A serious effort to curb E.
coli would focus on the cattle rather than on the processing of their meat.
Each of their four stomachs is a breeding ground for the virulent E. coli
bacteria, which is estimated to infect between 2 percent and 4 percent of U.S.
livestock.
In fact,
ground beef isn't the fastest-growing source of E. coli. Runoff from cattle
pastures goes into lakes, where swimmers get infected. Cattle manure is used to
fertilize fields, and the produce infects those who eat it.
Cattle, however, enjoy the powerful protection in
Washington, D.C., of the nation's ranchers, who gave millions in the last
election cycle. And the ranchers are mighty resistant to any changes that could
cost them money. Still, some changes could be made quite easily. Industry
consultant R.A. LaBudde argues that testing and exclusion of infected cattle is
one possibility--we already do it for a number of cattle-borne infections like
brucellosis. Cattle could also be kept off feed for 12 or more hours before
they are slaughtered. This would make their E. coli-bearing digestive system
less likely to rupture, thus making contamination less likely. (The problem
with this idea is that it violates the 1978 Humane Slaughter Law. Cattle need
their last meal, after all.)
Technology
may soon provide some solutions. In August, Mike Doyle of the University of
Georgia applied for a patent on some nonvirulent strains of E. coli that wipe
out the nasty version when fed to cattle.

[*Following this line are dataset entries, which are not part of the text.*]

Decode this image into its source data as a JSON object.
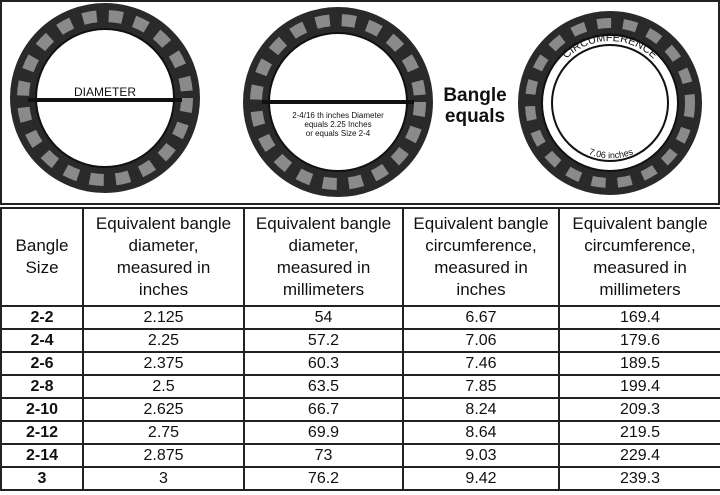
{
  "diagram": {
    "diameter_label": "DIAMETER",
    "example_lines": [
      "2-4/16 th inches Diameter",
      "equals 2.25 Inches",
      "or equals Size 2-4"
    ],
    "middle_text": [
      "Bangle",
      "equals"
    ],
    "circumference_label": "CIRCUMFERENCE",
    "circumference_value": "7.06 inches"
  },
  "table": {
    "headers": [
      "Bangle Size",
      "Equivalent bangle diameter, measured in inches",
      "Equivalent bangle diameter, measured in millimeters",
      "Equivalent bangle circumference, measured in inches",
      "Equivalent bangle circumference, measured in millimeters"
    ],
    "rows": [
      [
        "2-2",
        "2.125",
        "54",
        "6.67",
        "169.4"
      ],
      [
        "2-4",
        "2.25",
        "57.2",
        "7.06",
        "179.6"
      ],
      [
        "2-6",
        "2.375",
        "60.3",
        "7.46",
        "189.5"
      ],
      [
        "2-8",
        "2.5",
        "63.5",
        "7.85",
        "199.4"
      ],
      [
        "2-10",
        "2.625",
        "66.7",
        "8.24",
        "209.3"
      ],
      [
        "2-12",
        "2.75",
        "69.9",
        "8.64",
        "219.5"
      ],
      [
        "2-14",
        "2.875",
        "73",
        "9.03",
        "229.4"
      ],
      [
        "3",
        "3",
        "76.2",
        "9.42",
        "239.3"
      ]
    ]
  }
}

The USDA argues, however, that what is needed
is more enforcement power, and to that end, it is advancing a bill designed to
expand its authority. The bill is irrelevant, though. No company has refused to
recall meat that the USDA said needed recalling. And considering that Hudson, a
$100-million-a-year company, was dismembered in the wake of its cooperation
with the USDA, any new powers would pale compared with what the department has
already.
If the USDA is interested in
taking a hard look at the meat industry, maybe it should look for inspiration
to the battle between the Food and Drug Administration and the tobacco
companies. It is common practice to add fat back into hamburger to reach the
high levels that consumers demand--just like cigarette makers add nicotine. It
is a good bet that more people died last year from the extra fat they consumed
in their Burger King burgers than will ever die from E. coli.